Expanding the potential of gold nanoparticles for a range of uses requires methods to stabilize the clusters and control their size. Researchers at KAUST reveal how simple organic citrate ions, derived from readily available citric acid, can interact with the gold atoms to yield the stable nanoparticles needed for further research.
Such clusters of gold atoms are proving increasingly useful as catalysts, drug delivery systems, anti-cancer agents and components of solar cells among other applications.
"The potential applications of gold nanoparticles could have a huge impact on society, and understanding stabilizers like citrate might be crucial to progress," said Jean-Marie Basset, Director of the KAUST Catalysis Center and Distinguished Professor of Chemical Science, and a member of the research team, Professor Luigi Cavallo.
Along with colleagues at The University's Core Labs and coworkers in UK, Switzerland and France, the researchers have shown different ways that citrate ions can bind to gold atoms at the surface of nanoparticles1. They also discovered how to influence the binding mode by controlling the ratio of the nanoparticle/citrate ions. Different modes can influence the structures and properties of nanoparticles.
"The experimental and theoretical characterization of these systems is challenging due to the flexible nature of the interaction between citrate and gold," said Basset. He explained that collaboration between KAUST teams was essential for meeting the challenges, allowing creation of the stabilized nanoparticles and their analysis and imaging at high resolution (see image).

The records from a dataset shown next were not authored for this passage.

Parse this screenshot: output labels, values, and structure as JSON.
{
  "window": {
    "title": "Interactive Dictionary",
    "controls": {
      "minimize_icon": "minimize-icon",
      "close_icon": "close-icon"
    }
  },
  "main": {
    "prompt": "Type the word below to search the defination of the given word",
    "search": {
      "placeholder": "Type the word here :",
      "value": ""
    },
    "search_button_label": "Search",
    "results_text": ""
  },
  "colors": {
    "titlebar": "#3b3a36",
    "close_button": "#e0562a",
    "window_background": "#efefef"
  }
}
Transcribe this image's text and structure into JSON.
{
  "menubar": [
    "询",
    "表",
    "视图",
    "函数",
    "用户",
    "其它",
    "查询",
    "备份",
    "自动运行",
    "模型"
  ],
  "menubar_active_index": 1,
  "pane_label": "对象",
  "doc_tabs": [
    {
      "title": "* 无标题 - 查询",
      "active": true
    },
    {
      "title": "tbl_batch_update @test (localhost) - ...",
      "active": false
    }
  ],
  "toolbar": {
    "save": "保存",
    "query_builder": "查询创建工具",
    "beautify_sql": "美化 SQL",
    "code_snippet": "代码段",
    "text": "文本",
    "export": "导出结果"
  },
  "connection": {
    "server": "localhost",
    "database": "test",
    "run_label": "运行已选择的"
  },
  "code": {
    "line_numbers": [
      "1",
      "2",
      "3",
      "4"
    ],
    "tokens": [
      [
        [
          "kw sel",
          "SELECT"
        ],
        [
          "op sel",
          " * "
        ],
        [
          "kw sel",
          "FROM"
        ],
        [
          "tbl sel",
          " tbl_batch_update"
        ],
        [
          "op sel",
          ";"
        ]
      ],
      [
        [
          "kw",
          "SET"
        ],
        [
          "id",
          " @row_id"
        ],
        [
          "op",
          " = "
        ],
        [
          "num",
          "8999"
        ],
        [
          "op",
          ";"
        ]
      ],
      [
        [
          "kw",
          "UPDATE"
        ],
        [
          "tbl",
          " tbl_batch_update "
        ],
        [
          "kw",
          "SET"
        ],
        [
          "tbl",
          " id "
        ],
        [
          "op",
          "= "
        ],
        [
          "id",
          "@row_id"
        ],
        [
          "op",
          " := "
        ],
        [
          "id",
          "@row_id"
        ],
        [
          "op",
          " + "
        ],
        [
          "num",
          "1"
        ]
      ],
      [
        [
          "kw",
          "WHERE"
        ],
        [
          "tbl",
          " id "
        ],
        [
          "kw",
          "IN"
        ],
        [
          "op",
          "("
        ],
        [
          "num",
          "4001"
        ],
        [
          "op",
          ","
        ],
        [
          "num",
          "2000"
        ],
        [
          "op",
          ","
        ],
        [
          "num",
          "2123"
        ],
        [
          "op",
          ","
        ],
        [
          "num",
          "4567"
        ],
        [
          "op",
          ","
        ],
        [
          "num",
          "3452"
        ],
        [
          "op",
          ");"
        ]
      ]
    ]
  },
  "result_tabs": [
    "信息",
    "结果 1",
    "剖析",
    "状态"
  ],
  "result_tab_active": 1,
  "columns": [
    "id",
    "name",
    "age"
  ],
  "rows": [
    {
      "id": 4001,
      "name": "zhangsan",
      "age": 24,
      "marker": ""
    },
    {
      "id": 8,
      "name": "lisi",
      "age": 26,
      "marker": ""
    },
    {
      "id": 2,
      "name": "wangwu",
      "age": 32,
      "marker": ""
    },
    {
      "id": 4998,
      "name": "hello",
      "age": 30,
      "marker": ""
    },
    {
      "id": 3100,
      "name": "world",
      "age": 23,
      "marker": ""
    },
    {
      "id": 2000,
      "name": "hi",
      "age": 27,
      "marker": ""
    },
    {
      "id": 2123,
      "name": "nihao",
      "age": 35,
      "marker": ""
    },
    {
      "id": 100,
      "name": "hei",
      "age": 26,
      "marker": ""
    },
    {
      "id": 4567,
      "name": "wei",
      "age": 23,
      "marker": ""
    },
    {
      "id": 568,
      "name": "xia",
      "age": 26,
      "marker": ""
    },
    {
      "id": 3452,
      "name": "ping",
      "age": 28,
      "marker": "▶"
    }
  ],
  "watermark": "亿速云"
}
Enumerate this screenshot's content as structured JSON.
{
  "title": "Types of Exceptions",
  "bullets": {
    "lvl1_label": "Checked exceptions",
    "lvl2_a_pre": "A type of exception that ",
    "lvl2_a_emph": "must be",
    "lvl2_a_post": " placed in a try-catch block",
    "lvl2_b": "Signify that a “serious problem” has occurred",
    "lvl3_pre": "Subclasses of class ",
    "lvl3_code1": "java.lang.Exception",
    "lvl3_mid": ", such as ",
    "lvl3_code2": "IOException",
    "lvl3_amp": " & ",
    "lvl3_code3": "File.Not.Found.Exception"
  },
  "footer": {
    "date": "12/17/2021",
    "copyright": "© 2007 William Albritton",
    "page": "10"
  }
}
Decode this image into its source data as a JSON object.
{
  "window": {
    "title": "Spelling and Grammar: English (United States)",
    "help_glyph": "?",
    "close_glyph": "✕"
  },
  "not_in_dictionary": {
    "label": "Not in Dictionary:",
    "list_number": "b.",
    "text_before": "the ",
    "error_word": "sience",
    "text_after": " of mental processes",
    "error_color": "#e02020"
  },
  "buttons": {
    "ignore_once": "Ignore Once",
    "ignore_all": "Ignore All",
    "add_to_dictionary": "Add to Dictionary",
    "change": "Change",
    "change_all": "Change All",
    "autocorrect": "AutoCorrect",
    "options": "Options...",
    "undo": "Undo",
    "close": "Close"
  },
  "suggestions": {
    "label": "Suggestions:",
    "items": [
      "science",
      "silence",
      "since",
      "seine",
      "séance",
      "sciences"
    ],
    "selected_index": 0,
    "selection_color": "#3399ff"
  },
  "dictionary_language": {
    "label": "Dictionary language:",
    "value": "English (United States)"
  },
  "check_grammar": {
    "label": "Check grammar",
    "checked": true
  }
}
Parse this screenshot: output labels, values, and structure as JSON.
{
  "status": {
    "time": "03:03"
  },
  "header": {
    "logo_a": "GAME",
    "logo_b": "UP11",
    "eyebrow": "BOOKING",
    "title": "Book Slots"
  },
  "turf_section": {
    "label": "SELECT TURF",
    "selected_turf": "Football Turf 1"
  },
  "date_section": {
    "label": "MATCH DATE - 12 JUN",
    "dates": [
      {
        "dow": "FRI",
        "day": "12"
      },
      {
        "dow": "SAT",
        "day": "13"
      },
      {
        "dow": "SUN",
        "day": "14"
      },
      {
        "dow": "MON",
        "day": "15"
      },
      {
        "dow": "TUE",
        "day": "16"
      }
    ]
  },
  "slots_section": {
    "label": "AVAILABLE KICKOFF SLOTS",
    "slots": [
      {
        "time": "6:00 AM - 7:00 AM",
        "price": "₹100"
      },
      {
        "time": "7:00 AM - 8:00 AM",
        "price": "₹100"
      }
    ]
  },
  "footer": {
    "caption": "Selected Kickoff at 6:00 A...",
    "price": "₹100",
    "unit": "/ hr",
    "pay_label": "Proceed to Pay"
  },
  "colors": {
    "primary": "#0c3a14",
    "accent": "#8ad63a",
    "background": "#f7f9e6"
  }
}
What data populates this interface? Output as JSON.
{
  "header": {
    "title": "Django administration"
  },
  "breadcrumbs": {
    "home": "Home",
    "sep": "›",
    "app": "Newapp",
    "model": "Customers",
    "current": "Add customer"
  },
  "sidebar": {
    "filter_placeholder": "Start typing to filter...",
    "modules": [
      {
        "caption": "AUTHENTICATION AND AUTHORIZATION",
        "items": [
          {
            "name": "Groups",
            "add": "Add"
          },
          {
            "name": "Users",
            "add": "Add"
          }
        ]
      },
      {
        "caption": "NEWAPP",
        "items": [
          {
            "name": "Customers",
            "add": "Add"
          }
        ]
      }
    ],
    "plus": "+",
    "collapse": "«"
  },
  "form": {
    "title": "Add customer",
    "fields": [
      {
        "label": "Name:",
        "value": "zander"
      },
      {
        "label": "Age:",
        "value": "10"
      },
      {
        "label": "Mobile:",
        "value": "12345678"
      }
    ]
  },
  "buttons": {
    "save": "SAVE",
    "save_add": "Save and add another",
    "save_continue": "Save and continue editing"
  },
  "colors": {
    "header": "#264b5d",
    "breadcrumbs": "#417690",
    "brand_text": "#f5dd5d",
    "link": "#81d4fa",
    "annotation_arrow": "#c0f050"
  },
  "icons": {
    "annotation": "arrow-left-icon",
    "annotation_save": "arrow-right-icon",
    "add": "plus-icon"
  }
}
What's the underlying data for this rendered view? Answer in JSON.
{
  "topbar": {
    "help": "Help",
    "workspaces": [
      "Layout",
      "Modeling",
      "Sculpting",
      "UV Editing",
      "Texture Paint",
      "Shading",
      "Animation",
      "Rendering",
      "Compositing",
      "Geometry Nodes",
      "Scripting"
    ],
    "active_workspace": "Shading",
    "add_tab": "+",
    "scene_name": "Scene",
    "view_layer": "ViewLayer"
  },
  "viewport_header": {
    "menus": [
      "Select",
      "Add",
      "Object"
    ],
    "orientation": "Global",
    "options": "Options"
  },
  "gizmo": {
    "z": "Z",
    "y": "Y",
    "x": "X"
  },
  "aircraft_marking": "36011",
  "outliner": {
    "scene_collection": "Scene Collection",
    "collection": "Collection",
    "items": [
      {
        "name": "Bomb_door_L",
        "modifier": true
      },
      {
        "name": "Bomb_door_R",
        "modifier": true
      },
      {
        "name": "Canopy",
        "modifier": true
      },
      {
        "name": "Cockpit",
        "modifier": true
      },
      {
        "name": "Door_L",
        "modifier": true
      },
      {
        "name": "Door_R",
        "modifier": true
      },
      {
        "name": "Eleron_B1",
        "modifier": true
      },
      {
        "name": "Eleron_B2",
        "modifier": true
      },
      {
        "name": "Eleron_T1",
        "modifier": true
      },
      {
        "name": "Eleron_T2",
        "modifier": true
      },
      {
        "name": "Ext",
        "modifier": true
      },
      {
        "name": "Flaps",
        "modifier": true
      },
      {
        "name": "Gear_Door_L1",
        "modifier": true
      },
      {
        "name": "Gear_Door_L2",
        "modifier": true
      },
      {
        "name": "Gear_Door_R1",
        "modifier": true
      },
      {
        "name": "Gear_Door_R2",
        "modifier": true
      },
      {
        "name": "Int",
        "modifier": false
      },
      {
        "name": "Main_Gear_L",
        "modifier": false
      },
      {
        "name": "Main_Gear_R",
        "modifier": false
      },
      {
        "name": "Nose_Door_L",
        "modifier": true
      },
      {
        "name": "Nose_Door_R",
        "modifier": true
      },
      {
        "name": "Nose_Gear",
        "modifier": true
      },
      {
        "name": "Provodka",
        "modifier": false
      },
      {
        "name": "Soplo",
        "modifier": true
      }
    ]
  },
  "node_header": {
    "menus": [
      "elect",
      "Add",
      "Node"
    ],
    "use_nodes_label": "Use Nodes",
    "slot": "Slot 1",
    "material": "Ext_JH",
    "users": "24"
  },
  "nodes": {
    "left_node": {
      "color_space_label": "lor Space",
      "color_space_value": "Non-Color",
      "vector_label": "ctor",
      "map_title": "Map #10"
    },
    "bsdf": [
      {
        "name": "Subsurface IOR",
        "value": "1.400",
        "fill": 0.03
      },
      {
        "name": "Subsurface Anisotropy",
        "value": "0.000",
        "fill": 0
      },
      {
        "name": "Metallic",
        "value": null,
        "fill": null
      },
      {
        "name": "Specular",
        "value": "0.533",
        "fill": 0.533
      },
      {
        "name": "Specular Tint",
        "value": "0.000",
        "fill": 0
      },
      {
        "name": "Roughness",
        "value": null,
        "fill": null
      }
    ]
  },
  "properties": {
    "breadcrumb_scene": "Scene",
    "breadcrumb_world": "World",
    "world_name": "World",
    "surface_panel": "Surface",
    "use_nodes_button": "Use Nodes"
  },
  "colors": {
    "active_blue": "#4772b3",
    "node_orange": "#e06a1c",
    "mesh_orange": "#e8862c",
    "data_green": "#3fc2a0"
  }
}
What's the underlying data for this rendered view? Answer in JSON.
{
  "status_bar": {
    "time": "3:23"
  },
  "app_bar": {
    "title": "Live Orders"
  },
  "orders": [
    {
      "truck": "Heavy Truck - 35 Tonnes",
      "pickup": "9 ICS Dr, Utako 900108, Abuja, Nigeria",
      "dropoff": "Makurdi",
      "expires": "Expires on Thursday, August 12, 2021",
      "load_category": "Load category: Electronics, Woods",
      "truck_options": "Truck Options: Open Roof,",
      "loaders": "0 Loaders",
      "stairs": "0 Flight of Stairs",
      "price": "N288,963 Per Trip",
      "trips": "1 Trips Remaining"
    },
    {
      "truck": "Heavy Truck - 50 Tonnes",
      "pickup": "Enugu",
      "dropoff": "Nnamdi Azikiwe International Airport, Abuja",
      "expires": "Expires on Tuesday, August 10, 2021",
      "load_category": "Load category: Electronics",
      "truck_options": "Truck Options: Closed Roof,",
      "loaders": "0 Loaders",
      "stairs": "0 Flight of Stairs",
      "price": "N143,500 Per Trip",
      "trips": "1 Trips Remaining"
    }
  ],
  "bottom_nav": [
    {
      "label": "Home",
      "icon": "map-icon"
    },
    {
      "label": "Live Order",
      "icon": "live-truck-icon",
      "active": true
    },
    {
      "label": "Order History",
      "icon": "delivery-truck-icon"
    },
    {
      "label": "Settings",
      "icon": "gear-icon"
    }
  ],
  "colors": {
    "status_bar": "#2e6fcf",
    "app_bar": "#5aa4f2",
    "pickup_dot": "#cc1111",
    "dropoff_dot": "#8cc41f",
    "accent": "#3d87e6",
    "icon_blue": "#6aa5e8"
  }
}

One reason for gold's usefulness in medical applications is its chemically stable nature. Other researchers have shown that this stability allows gold to carry drugs through the body without causing chemical side effects.
Controlling the structure of gold nanoparticles could also fine tune their interaction with light to exploit a phenomenon known as surface plasmon resonance. This may allow the energy of light to be harnessed to kill cancer cells. Attaching antibodies can guide the nanoparticles to the specific cells that need treatment. The type of interaction with light depends on nanoparticle structure and could also yield applications in solar cells and micro-electronics.
The researchers consider that the insights from this work at KAUST may also be applicable to some other metals and plan to explore this as the next phase of the research. "We want to take on that wider challenge," said Basset.